Now this new plugin I've made is to do animation in Sketchup, just like you can in Raylectron. I think you guys may want it, no?
It doesn't save the animation but I used a screen recorder, at 30fps but the animation is at 60fps and super smooth in Sketchup, not really that good in video recorder...
Maybe for tests, to see how a model/design works in motion. Without always having to load it into Raylectron.Your video with the rings (This design has a special name, or am I just imagining it?), is a nice example.

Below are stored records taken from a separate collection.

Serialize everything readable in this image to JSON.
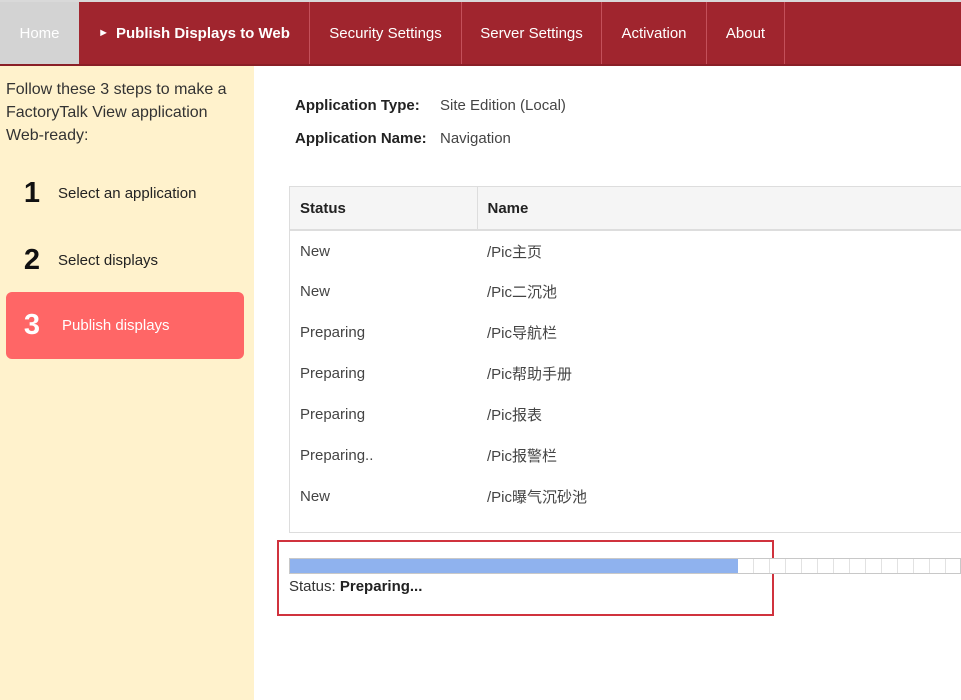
{
  "nav": {
    "home": "Home",
    "publish_arrow": "►",
    "publish": "Publish Displays to Web",
    "security": "Security Settings",
    "server": "Server Settings",
    "activation": "Activation",
    "about": "About"
  },
  "sidebar": {
    "intro": "Follow these 3 steps to make a FactoryTalk View application Web-ready:",
    "steps": [
      {
        "num": "1",
        "label": "Select an application"
      },
      {
        "num": "2",
        "label": "Select displays"
      },
      {
        "num": "3",
        "label": "Publish displays"
      }
    ]
  },
  "app": {
    "type_label": "Application Type:",
    "type_value": "Site Edition (Local)",
    "name_label": "Application Name:",
    "name_value": "Navigation"
  },
  "table": {
    "headers": [
      "Status",
      "Name"
    ],
    "rows": [
      {
        "status": "New",
        "name": "/Pic主页"
      },
      {
        "status": "New",
        "name": "/Pic二沉池"
      },
      {
        "status": "Preparing",
        "name": "/Pic导航栏"
      },
      {
        "status": "Preparing",
        "name": "/Pic帮助手册"
      },
      {
        "status": "Preparing",
        "name": "/Pic报表"
      },
      {
        "status": "Preparing..",
        "name": "/Pic报警栏"
      },
      {
        "status": "New",
        "name": "/Pic曝气沉砂池"
      }
    ]
  },
  "progress": {
    "fraction": 0.668,
    "status_label": "Status:",
    "status_value": "Preparing..."
  },
  "colors": {
    "nav_bg": "#a0252e",
    "home_tab_bg": "#d3d3d3",
    "sidebar_bg": "#fff2cc",
    "active_step_bg": "#ff6666",
    "progress_fill": "#8fb2ee",
    "highlight_border": "#d0323d"
  }
}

it's a fidget gyro, the real ones don't have a pulsating floating ball at the center
But if you turn on the shadows in Sketchup, remove "Profiles" from the View/Edges it can look really nice. Nothing like rendered but, for those who don't care about rendering or like you said, to test the animation before adding the script in Raylectron.

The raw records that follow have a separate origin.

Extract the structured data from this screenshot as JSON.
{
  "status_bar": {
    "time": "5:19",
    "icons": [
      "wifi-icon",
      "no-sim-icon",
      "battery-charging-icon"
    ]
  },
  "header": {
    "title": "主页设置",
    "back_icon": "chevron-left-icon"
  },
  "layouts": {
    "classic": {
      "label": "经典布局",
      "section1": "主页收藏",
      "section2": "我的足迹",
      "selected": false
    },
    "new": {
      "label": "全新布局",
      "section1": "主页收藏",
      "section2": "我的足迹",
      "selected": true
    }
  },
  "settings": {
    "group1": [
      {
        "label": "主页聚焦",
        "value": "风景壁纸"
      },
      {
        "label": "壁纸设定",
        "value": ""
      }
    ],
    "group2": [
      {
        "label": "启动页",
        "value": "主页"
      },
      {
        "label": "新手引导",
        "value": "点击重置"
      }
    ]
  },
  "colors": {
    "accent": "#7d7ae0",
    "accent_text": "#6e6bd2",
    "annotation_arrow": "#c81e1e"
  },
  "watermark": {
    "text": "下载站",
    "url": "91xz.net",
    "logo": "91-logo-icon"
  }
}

This is wonderfully good Michael and I'm thrilled to see it. Because for me it's like a preview of what we could do in render. I still have the issue of computer power, that limits me, but it's a great thing to have and I will use it.
Now all I need to do is get my head around the coding.
Thanks, but it should go smooth on your laptop since it's on Sketchup and not rendered. When you orbit your model in Sketchup, I'm sure it's not slow, so the animation would be nice in Sektchup.
The coding is much easier than in Raylectron. I've made it so that you can just select a command from the list, fill in the blanks and click Run. The blanks are easy, it's either angles, distance and the time to start and stop, that's about it, no more py, rx, if...then..else, case... x=x+1 etc. No more of that. But of course this will limit the animation as to what it can do, but, so far, I didn't see the need for these other fancy codes, even for your 302 animation, didn't need them.